A new report has recommended that universal preschool be extended to include three-year-old children.
Currently, the universal preschool starting age is four. However, the report, commissioned by Victoria University, says reducing the age has shown to improve learning outcomes.
Dr Stacey Fox from the University's Mitchell Institute told the ABC
that the report had considered data from across the international research literature.
“We've spoken to preschool teachers and child development experts in Australia and there's an overwhelming consensus that two years of preschool gives children the best start,” Dr Fox said, adding she believed it could be achieved with a “modest investment”.
“What we've suggested is that COAG commission a study into what kind of capacity exists already in our early education and care system and then look at what kinds of additional resources would be needed in terms of workforce and capital investment.”
Fox said that such a move could be manageable and provide a good return on investment.
“It means children are much more ready when they start school, they start school on a much more equal footing. It has flow on impacts to their NAPLAN scores, to their rates of Year 12 graduation,” she said.
Are kids starting school too early?
The question of whether or not to let children start school earlier was recently debated in Tasmania, which rejected a proposal to lower the school starting age.
Tasmania’s principals had called for the lowering of the school starting age in their state, saying such a change was needed in order to improve student engagement and well-being.
However, Western Australia Primary Principals Association (WAPPA) president, Stephen Breen
, told The Educator
that he did not agree with the argument that lowering the starting age improved student outcomes.
“The evidence is clear in this area. Informal play-based schooling, as well as intentional play-based schooling, is needed for the prerequisites of learning,” he said.
“If politicians simply lower the starting age and ask educators to replicate the status-quo, as in say pre-primary schooling, it will be a disaster.”

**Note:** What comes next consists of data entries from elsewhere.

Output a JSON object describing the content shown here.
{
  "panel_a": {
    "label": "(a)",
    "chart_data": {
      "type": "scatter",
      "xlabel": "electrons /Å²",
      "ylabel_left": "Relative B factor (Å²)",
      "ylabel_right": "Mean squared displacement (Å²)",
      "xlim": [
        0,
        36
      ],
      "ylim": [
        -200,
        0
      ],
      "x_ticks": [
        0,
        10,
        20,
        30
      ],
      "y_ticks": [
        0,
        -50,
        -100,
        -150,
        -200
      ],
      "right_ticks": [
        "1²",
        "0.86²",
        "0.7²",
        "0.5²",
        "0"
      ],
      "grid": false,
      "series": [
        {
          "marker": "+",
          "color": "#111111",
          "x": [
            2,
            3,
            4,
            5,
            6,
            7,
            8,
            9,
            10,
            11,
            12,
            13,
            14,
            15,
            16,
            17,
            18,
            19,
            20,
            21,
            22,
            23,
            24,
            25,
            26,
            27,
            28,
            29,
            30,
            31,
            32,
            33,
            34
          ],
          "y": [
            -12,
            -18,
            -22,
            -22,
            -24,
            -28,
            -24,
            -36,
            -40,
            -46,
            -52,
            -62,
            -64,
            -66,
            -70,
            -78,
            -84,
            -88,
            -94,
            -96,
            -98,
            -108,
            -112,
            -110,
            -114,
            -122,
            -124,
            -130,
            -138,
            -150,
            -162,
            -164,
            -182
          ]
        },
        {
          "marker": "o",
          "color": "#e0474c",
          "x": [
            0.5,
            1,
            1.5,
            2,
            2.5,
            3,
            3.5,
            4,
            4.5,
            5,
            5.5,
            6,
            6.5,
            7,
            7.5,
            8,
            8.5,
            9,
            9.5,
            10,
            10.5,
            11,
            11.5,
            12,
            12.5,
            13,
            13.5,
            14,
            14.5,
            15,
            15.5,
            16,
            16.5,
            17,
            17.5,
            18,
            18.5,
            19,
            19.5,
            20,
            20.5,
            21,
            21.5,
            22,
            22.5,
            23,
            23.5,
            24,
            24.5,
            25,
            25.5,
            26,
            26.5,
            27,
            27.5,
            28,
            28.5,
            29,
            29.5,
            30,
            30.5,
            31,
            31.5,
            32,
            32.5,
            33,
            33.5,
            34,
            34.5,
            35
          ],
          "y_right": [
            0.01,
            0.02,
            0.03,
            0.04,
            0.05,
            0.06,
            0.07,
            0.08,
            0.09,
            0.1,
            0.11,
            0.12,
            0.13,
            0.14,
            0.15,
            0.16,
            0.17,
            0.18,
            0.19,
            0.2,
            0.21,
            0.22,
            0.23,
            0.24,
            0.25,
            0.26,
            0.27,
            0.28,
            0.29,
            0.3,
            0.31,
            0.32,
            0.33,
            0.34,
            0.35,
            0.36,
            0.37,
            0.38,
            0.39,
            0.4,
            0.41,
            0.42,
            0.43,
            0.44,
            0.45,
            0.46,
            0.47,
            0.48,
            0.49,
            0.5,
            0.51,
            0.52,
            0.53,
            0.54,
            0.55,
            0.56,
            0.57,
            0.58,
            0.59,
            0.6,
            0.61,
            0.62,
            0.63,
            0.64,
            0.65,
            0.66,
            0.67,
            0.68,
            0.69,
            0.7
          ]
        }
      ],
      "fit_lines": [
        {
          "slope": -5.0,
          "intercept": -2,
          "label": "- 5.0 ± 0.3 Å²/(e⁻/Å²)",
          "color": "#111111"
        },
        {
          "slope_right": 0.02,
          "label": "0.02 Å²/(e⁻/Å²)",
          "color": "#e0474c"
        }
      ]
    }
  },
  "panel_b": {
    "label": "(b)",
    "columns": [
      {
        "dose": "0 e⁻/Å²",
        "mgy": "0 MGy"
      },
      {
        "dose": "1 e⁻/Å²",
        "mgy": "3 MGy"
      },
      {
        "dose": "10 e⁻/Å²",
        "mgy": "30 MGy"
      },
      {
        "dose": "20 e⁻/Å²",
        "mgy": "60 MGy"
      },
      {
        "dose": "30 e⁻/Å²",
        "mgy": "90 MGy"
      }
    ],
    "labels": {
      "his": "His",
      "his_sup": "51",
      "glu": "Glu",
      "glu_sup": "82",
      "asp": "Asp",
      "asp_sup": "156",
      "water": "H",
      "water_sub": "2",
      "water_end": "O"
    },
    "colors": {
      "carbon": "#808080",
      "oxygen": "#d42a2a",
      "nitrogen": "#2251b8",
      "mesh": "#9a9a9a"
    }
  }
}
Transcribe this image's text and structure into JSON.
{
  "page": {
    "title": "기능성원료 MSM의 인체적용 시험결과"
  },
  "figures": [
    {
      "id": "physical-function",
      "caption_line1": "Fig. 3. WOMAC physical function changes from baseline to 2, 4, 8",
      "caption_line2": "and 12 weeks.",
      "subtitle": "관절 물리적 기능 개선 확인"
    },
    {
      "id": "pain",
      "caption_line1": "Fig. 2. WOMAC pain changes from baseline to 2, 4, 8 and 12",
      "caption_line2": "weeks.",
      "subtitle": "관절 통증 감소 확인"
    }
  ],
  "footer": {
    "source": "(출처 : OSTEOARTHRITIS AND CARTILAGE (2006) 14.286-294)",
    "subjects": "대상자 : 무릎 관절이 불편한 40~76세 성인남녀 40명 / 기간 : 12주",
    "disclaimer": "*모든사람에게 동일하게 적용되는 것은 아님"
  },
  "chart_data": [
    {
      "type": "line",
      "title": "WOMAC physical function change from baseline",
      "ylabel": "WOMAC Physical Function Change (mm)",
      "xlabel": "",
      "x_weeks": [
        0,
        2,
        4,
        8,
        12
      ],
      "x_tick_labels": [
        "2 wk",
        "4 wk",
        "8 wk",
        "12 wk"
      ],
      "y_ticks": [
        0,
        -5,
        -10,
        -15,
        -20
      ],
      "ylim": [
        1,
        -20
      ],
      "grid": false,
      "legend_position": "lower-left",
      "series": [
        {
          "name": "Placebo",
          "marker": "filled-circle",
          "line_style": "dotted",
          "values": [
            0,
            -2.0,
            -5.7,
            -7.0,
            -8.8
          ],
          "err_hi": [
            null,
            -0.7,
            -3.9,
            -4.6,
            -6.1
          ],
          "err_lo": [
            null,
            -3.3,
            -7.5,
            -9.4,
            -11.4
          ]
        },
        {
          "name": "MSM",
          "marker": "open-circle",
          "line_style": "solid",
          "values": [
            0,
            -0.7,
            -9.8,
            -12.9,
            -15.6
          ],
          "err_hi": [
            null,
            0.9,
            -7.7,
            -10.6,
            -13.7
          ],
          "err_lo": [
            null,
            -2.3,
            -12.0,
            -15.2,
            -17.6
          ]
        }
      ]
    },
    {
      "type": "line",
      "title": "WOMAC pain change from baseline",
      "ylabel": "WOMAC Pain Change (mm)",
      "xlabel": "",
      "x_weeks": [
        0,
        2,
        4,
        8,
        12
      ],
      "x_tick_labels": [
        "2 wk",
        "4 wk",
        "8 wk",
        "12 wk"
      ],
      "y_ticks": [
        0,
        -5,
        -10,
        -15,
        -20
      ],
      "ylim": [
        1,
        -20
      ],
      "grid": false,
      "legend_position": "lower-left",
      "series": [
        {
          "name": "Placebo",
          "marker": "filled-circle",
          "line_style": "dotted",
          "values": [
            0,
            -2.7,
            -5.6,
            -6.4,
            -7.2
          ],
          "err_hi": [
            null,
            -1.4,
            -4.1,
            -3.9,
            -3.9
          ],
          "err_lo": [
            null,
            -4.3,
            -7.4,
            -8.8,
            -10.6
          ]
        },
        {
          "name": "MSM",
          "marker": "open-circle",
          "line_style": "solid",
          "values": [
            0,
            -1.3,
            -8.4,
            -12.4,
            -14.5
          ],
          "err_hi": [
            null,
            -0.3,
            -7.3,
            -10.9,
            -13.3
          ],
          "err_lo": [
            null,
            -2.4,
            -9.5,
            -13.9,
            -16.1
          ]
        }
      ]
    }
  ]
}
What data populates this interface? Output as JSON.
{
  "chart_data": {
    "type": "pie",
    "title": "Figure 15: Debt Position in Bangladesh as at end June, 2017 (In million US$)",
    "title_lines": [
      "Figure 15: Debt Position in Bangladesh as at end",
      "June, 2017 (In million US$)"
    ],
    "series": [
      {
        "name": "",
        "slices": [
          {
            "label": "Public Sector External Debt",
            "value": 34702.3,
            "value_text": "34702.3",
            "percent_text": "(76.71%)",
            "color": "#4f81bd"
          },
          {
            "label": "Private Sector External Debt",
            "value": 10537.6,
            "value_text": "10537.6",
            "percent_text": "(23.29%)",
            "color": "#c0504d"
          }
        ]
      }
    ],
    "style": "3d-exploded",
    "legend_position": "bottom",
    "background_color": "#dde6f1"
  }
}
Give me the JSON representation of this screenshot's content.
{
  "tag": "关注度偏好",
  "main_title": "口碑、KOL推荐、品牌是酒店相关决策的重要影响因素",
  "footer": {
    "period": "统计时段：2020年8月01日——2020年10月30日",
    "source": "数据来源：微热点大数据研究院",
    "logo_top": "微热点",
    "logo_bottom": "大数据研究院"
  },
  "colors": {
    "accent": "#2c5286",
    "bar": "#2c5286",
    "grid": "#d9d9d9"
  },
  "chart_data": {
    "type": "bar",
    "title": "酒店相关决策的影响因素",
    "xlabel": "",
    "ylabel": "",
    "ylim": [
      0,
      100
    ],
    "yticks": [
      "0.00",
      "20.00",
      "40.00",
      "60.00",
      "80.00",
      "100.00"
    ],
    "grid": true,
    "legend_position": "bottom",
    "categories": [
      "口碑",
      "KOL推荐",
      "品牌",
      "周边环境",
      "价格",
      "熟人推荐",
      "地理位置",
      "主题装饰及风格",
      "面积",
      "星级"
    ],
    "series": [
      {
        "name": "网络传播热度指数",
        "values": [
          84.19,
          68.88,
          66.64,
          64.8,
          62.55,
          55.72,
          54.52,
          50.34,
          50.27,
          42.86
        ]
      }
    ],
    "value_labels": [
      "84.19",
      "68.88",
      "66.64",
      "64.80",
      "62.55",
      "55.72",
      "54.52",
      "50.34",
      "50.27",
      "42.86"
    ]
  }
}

However, Breen added that if the authorities lower the starting age and then provide a system where schools can engage in informal and formal play-based schooling then lowering the starting age “will have merit”.
Dr David Whitebread, Cambridge University expert in the cognitive development of young children, said “the overwhelming evidence suggests that five is simply too young to start formal learning”.
Whitebread added that “children should be engaged in informal play-based learning until the age of about seven.”